The behavior of atomic system elements can be defined by state machines. The following introduces a reduced abstract syntax for state machines. The syntax can easily be extended by guards on transitions, hierarchical states, and further advanced concepts. However, every practically meaningful (weakly-causal and realizable) semantic interface can be modeled with a state machine solely using the reduced abstract syntax. Thus, it is always possible to transform a state machine with an extended syntax to a semantically equivalent state machine in the reduced abstract syntax.

As depicted in the following figure, each state machine consists of

  • states,
  • initial states,
  • transitions,
  • input channels, and
  • output channels.

Each transition consists of

  • a source state,
  • a target state,
  • an assignment mapping each input channel of the automaton to a finite stream of messages of the channel’s type, and
  • an assignment mapping each output channel of the automaton to a finite stream of messages of the channel’s type.

Figure 1: State-machine concepts


For a state machine to be meaningful, it must define a possible output for all possible inputs for each of its states. Otherwise, the behavior of the state machine could be undefined for some inputs. This even holds in case the state machine should not react to some input in some state at all, neither by changing its state nor by sending messages. In implementations, omitting explicit reactions can be interpreted as syntactic sugar for some default behavior or for arbitrary behavior. However, when considering the reduced abstract syntax, the following rule of well-formedness applies: Well-Formedness Rule: For each state and each possible input channel assignment (mapping the input channels to finite streams of the channels’ types), the state machine must contain at least one transition that starts in the state and has the input channel assignment.

A run of a state machine represents the behavior of the state machine in response to received input and progressing time. A run of the state machine starts in one of its initial states. Afterwards, the state machine receives inputs on its input channels and the time progresses. In each time unit, the state machine receives inputs via its input channels. When the time unit ends, the state machine changes its state based on a transition that (1) starts in its current state and (2) is enabled by the input received in the current time unit. The transition is enabled if the received streams on the input channels are equal to the streams for the channels as defined by the input channel assignment of the transition. When taking such a transition, the state machine outputs the messages as specified by the output channel assignment of the transition on its output channels and changes its state to the transition’s target state. In the next time unit, it proceeds analogously in its updated state.

The communication history produced by a run is defined by the streams of messages that are communicated via the channels of the state machine during the run. Thus, communication histories abstract from the internal state changes that are not observable to the environment of state machines. Thus, communication histories represent a black-box view on runs of state machines where each communication history solely contains the information available to the environment of the state machine. The relation between the possible input and output communication histories of all runs of a state machine induce the state machine’s semantic interface.

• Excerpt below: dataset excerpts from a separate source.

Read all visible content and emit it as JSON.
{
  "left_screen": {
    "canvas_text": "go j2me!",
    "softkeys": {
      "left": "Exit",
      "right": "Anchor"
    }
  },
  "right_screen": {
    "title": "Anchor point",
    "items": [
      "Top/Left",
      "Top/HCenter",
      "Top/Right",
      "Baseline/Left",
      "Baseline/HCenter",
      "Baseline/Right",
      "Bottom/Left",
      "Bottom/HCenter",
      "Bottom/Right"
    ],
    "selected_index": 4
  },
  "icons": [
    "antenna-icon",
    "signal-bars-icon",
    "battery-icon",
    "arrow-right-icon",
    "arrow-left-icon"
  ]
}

With this, the semantic interface of a state machine is the function relating all possible input channel communication histories to all possible output channel communication histories as defined by the state machine.

Mealy and Moore Machines

We can distinguish two different types of state machines, Moore Machines and Mealy Machines. A Moore Machine is a state machine where the output of each transition solely depends on the source state of the transition and not on the current input. Thus, all transitions originating from a state produce the same output. For Mealy Machines, the output produced by a transition is determined by the current state as well as the input.

The behavior produced by Moore as well as Mealy machines is guaranteed to be weakly causal. In case of Moore Machines, the behavior is also strongly causal.

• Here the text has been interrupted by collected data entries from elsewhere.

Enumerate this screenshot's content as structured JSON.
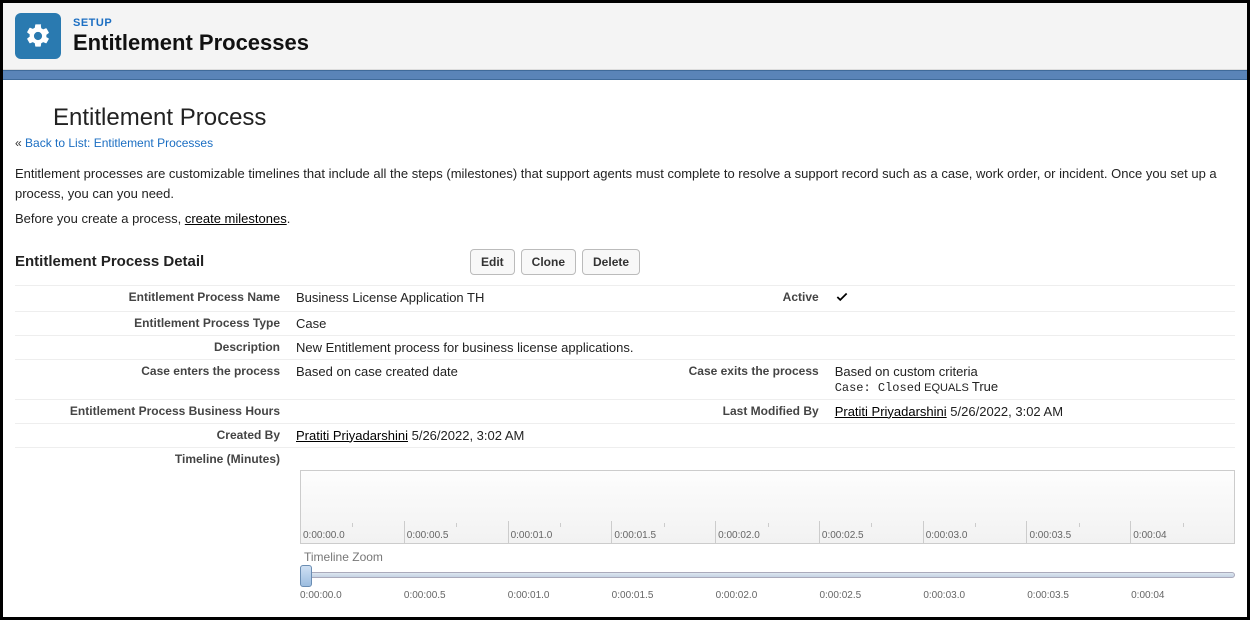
{
  "header": {
    "setup_label": "SETUP",
    "setup_title": "Entitlement Processes"
  },
  "page": {
    "title": "Entitlement Process",
    "back_prefix": "« ",
    "back_link": "Back to List: Entitlement Processes",
    "intro": "Entitlement processes are customizable timelines that include all the steps (milestones) that support agents must complete to resolve a support record such as a case, work order, or incident. Once you set up a process, you can you need.",
    "before_text": "Before you create a process, ",
    "create_milestones": "create milestones",
    "period": "."
  },
  "section": {
    "header": "Entitlement Process Detail",
    "buttons": {
      "edit": "Edit",
      "clone": "Clone",
      "delete": "Delete"
    }
  },
  "detail": {
    "name_label": "Entitlement Process Name",
    "name_value": "Business License Application TH",
    "active_label": "Active",
    "type_label": "Entitlement Process Type",
    "type_value": "Case",
    "description_label": "Description",
    "description_value": "New Entitlement process for business license applications.",
    "enters_label": "Case enters the process",
    "enters_value": "Based on case created date",
    "exits_label": "Case exits the process",
    "exits_value_line1": "Based on custom criteria",
    "exits_value_line2_a": "Case: Closed",
    "exits_value_line2_b": " EQUALS ",
    "exits_value_line2_c": "True",
    "bh_label": "Entitlement Process Business Hours",
    "lastmod_label": "Last Modified By",
    "lastmod_user": "Pratiti Priyadarshini",
    "lastmod_ts": " 5/26/2022, 3:02 AM",
    "createdby_label": "Created By",
    "createdby_user": "Pratiti Priyadarshini",
    "createdby_ts": " 5/26/2022, 3:02 AM",
    "timeline_label": "Timeline (Minutes)"
  },
  "timeline": {
    "ticks": [
      "0:00:00.0",
      "0:00:00.5",
      "0:00:01.0",
      "0:00:01.5",
      "0:00:02.0",
      "0:00:02.5",
      "0:00:03.0",
      "0:00:03.5",
      "0:00:04"
    ],
    "zoom_label": "Timeline Zoom",
    "zoom_ticks": [
      "0:00:00.0",
      "0:00:00.5",
      "0:00:01.0",
      "0:00:01.5",
      "0:00:02.0",
      "0:00:02.5",
      "0:00:03.0",
      "0:00:03.5",
      "0:00:04"
    ]
  }
}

The Spes ML plugin supports Mealy Machines. However, components owning state machines can be marked as delayed, which enforces strong causality for owned state machine.

Timed-Event and Time Synchronous State Machines

Timed-event state machines transition on the occurence of an event, which may be messages on incoming channels. A transition can be taken if an incoming message upholds the transition’s precondition. Taking a transition does not denote the end of the current time slice, instead time is encoded in message streams. One possibility is to encode time in message streams is the addition of a special symbol $\checkmark$ called a tick. A tick denotes the end of a time slice.

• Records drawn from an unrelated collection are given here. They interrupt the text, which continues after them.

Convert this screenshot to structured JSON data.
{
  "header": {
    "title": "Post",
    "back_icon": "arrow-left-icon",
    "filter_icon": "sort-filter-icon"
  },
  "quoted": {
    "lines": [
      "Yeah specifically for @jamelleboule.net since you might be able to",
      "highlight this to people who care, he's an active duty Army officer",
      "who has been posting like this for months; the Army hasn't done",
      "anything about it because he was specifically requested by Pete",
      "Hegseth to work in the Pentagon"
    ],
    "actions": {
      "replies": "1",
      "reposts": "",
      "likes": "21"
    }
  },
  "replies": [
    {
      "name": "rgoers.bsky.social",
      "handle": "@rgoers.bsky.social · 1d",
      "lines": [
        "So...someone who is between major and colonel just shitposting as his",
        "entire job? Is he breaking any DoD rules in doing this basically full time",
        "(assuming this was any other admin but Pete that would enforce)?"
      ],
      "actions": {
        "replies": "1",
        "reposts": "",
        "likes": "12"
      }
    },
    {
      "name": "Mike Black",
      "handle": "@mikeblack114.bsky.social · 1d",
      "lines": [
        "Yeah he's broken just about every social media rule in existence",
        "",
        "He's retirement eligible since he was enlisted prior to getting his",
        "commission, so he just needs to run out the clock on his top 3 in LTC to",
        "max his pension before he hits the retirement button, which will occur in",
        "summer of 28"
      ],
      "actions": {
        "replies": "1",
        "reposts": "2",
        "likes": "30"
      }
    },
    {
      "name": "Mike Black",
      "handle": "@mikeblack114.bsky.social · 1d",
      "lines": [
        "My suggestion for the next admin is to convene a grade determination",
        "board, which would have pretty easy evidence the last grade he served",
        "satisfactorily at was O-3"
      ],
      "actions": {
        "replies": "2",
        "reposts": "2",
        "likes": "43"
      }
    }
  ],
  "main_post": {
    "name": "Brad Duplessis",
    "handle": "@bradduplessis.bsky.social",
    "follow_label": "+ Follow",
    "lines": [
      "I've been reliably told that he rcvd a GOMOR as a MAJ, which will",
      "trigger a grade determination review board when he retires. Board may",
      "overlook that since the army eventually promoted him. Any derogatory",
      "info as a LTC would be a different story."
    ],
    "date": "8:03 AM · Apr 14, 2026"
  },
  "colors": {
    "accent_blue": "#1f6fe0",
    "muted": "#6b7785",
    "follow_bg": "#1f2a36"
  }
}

Timed-event state machines consume messages on input streams immediately if these are not ticks. Ticks block an incoming channel until ticks are present on all incoming channels, whereupon all ticks are consumed at once and ticks are sent on all outgoing channels, marking the end of the current time slice.

Compared to the timed-event state machines, time synchronous state machines model a global clock. The clock ticks are not encodes by special “tick” messages. Instead the state machines makes one transition per clock tick. During the time between two ticks, the machine may receive and send multiple messages per channel. Hence, transitions may specify not only single incoming or outgoing messages but instead sequences of incoming and outgoing messages.